Medline ® Abstract for Reference 35
of 'Epidemiology of, risk factors for, and possible causes of rheumatoid arthritis'
Environmental risk factors differ between rheumatoid arthritis with and without auto-antibodies against cyclic citrullinated peptides.
Pedersen M, Jacobsen S, Klarlund M, Pedersen BV, Wiik A, Wohlfahrt J, Frisch M
Arthritis Res Ther. 2006;8(4):R133.
The aim of this study was to evaluate new and previously hypothesised non-genetic risk factors for serologic subtypes of rheumatoid arthritis (RA) defined by the presence or absence of auto-antibodies to cyclic citrullinated peptides (CCP). In a national case-control study, we included 515 patients recently diagnosed with RA according to the American College of Rheumatology 1987 classification criteria and 769 gender- and age-matched population controls. Telephone interviews provided information about non-genetic exposures, and serum samples for patients were tested for anti-CCP-antibodies. Associations between exposure variables and risk of anti-CCP-positive and anti-CCP-negative RA were evaluated using logistic regression. A series of RA subtype-specific risk factors were identified.
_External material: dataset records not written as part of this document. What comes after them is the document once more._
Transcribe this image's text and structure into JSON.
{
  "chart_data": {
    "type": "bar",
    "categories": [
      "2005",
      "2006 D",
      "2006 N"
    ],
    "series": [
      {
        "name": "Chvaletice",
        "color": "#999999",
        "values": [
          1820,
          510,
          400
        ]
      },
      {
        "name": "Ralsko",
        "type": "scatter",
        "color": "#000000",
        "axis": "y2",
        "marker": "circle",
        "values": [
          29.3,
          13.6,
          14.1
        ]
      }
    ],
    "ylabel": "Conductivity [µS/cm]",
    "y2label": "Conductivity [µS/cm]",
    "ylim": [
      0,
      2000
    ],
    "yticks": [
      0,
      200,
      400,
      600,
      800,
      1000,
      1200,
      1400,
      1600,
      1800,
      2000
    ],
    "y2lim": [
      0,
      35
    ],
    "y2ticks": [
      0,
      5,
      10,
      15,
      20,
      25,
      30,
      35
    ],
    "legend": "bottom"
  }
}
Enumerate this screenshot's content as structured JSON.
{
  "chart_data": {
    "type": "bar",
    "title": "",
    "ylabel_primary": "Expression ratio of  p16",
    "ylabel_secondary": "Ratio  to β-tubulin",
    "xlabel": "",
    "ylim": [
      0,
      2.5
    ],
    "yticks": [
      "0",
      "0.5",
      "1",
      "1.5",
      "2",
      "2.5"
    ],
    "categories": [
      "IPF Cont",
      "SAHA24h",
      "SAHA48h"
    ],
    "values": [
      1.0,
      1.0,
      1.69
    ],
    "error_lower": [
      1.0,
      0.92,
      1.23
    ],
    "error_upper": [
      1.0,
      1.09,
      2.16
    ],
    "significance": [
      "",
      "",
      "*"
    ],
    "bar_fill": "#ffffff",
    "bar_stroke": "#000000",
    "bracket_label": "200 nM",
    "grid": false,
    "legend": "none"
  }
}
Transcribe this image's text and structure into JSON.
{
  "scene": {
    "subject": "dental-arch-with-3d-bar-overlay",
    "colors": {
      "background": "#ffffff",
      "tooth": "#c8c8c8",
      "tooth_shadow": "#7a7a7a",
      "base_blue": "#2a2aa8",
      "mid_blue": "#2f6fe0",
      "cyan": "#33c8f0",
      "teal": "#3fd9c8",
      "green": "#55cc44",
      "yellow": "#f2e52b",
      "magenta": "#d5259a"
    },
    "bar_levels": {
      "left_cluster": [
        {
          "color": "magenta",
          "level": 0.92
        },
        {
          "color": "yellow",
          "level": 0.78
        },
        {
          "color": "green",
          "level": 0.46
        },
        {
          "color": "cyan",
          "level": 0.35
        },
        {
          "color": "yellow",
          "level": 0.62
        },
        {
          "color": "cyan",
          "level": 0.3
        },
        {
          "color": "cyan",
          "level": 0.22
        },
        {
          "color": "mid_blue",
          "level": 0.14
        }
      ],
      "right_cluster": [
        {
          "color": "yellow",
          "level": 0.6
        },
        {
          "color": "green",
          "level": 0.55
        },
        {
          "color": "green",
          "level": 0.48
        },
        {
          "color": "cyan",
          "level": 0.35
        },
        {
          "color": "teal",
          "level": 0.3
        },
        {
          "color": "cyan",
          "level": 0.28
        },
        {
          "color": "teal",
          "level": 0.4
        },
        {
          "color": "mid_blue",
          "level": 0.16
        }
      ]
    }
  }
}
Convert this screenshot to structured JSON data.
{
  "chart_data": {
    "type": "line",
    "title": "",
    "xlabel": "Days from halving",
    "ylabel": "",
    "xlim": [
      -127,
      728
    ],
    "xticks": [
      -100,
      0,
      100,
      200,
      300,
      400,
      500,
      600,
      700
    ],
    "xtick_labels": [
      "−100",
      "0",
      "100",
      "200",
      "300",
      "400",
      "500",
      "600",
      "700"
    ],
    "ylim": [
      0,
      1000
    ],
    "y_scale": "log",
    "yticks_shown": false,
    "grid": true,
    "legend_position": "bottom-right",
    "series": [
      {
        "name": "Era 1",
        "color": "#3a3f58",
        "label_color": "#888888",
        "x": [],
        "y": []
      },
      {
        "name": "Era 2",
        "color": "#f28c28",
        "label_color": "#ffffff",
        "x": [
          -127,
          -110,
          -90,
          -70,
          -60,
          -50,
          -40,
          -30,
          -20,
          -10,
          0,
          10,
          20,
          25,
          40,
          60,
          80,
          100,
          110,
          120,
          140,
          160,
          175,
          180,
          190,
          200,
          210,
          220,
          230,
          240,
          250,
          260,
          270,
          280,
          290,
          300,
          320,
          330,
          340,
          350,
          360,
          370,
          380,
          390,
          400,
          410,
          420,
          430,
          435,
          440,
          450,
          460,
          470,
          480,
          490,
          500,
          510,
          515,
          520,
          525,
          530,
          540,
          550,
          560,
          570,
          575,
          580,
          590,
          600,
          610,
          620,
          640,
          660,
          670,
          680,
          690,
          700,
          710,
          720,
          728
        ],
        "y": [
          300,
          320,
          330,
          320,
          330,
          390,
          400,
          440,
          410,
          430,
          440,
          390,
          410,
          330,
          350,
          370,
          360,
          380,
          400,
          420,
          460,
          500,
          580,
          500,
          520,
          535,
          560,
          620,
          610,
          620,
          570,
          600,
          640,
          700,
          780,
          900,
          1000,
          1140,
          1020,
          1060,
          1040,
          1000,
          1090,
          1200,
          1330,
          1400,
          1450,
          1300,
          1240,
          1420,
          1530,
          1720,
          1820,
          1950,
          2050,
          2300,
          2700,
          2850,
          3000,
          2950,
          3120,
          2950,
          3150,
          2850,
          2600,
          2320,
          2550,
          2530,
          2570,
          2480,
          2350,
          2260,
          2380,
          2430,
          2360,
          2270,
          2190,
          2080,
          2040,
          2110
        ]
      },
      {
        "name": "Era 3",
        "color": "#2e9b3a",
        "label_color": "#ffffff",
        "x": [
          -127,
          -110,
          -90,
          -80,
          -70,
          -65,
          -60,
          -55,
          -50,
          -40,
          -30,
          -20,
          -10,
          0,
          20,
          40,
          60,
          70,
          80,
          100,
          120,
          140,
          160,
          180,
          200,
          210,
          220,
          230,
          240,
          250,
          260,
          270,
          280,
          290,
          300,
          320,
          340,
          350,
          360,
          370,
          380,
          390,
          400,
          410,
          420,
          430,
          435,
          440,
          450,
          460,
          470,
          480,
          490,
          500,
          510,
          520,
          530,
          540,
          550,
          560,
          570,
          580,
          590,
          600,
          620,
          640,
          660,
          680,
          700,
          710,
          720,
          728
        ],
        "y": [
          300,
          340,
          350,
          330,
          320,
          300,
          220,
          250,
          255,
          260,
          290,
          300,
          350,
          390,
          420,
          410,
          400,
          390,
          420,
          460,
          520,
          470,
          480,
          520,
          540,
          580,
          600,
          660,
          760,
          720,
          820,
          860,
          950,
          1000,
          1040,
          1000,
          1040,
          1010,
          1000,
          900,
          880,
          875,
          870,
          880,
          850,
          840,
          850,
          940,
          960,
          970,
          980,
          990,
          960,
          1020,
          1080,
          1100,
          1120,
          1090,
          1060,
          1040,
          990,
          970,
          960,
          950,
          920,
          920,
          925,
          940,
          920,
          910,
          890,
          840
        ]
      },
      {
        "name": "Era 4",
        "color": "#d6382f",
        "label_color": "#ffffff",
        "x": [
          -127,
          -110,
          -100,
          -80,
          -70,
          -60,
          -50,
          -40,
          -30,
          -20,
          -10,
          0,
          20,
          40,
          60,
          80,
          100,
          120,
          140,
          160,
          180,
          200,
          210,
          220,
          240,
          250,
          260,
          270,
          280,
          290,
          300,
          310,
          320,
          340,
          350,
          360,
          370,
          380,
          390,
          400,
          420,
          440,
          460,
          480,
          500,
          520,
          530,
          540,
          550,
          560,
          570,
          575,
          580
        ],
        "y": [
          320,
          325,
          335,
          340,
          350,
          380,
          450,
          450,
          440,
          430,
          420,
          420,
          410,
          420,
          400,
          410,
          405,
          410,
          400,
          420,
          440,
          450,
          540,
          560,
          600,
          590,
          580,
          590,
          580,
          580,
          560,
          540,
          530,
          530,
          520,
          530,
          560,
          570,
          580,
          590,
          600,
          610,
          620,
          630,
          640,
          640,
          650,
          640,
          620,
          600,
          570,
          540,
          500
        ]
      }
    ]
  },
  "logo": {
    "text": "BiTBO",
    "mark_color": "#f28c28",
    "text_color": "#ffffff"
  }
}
Tobacco smoking (odds ratio [OR]= 1.65; 95% confidence interval: 1.03-2.64, for>20 versus 0 pack-years) was selectively associated with risk of anti-CCP-positive RA, whereas alcohol consumption exhibited an inverse dose-response association with this RA subtype (OR = 1.98, 1.22-3.19, for 0 versus>0-5 drinks per week). Furthermore, coffee consumption (OR = 2.18; 1.07-4.42, for>10 versus 0 cups per day), ever use of oral contraceptives (OR = 1.65; 1.06-2.57) and having a first-degree relative with schizophrenia (OR = 4.18; 1.54-11.3) appeared more strongly associated with risk of anti-CCP-positive RA. Obesity was selectively associated with risk of anti-CCP-negative RA, with obese individuals being at more than 3-fold increased risk of this subtype compared with normal-weight individuals (OR = 3.45; 1.73-6.87). Age at menarche was the only examined factor that was significantly associated with both serologic subtypes of RA (p-trends = 0.01); women with menarche at age>or = 15 years had about twice the risk of either RA subtype compared with women with menarche at age<or = 12 years. Major differences in risk factor profiles suggest distinct etiologies for anti-CCP-positive and anti-CCP-negative RA.